Effects of soluble guanylate cyclase activation on heart transplantation in a rat model

• Published in: The Journal of heart and lung transplantation Vol. 34; no. 10; pp. 1346 - 1353
• Main Authors: Loganathan, Sivakkanan, MD, Korkmaz-Icöz, Sevil, PhD, Radovits, Tamás, MD, PhD, Li, Shiliang, MD, Mikles, Beatrice, Barnucz, Enikő, MD, Hirschberg, Kristóf, MD, PhD, Karck, Matthias, MD, Szabó, Gábor, MD, PhD
• Format: Journal Article
• Language: English
• Published: United States Elsevier Inc 01.10.2015
• Subjects: Animals; Benzoates - therapeutic use; cinaciguat; Enzyme Activation; Guanylate Cyclase - physiology; heart transplantation; Heart Transplantation - adverse effects; ischemia/reperfusion; Male; Myocardial Reperfusion Injury - etiology; Myocardial Reperfusion Injury - prevention & control; nitric oxide; Rats; Rats, Inbred Lew; Receptors, Cytoplasmic and Nuclear - physiology; soluble guanylate cyclase; soluble guanylate cyclase activation; Soluble Guanylyl Cyclase; Surgery; Transplantation Conditioning; Ventricular Function, Left; ischemia/reperfusion; nitric oxide; heart transplantation; soluble guanylate cyclase; soluble guanylate cyclase activation; cinaciguat
• ISSN: 1053-2498; 1557-3117
• DOI: 10.1016/j.healun.2015.05.006

Background The nitric oxide (NO)/soluble guanylate cyclase (sGC)/cyclic guanosine monophosphate (cGMP) pathway is an important key mechanism to protect the heart from ischemia/reperfusion injury. However, this pathway is disrupted in several cardiovascular diseases as a result of decreased NO bioavailability and increased NO-insensitive forms of sGC. Cinaciguat preferentially activates these NO-insensitive, oxidized forms of sGC. Methods We assessed the hypothesis that targeting NO-unresponsive sGC would protect the graft against ischemia/reperfusion injury in a rat heart transplantation model. Before explantation, donor Lewis rats received methylcellulose (1%) vehicle or cinaciguat 10 mg/kg. The hearts were excised, stored in cold preservation solution, and heterotopically transplanted. We evaluated in vivo left ventricular function of the graft. Results After transplantation, decreased left ventricular systolic pressure (77 ± 3 mm Hg vs 123 ± 13 mm Hg, p < 0.05), dP/dtmax (1,703 ± 162 mm Hg vs 3,350 ± 444 mm Hg, p < 0.05), and dP/dtmin (995 ± 110 mm Hg vs 1,925 ± 332 mm Hg, p < 0.05) were significantly increased by cinaciguat. Coronary blood flow was significantly higher in the cinaciguat group compared with the control group. Additionally, cinaciguat increased adenosine triphosphate levels (1.9 ± 0.4 µmol/g vs 6.6 ± 0.8 µmol/g, p < 0.05) and improved energy charge potential. After transplantation, increased c-jun messenger RNA expression was downregulated, whereas superoxide dismutase-1 and cytochrome- c oxidase mRNA levels were upregulated by cinaciguat.
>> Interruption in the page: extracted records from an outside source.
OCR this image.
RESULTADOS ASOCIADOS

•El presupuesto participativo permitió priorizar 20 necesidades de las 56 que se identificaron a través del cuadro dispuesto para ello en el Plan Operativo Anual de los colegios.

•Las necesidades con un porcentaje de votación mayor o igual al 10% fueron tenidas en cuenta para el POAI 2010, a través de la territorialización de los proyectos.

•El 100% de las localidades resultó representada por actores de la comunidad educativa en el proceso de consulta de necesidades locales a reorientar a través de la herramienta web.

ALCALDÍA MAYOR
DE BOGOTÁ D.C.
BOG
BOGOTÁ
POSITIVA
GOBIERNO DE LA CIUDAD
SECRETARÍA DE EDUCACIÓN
Cinaciguat also significantly decreased myocardial DNA strand breaks induced by ischemia/reperfusion during transplantation and reduced death of cardiomyocytes in a cellular model of oxidative stress. Conclusions By interacting with NO-unresponsive sGC, cinaciguat enhances the protective effects of the NO/cGMP pathway at different steps of signal transduction after global myocardial ischemia/reperfusion. Its clinical use as pre-conditioning agent could be a novel approach in cardiac surgery.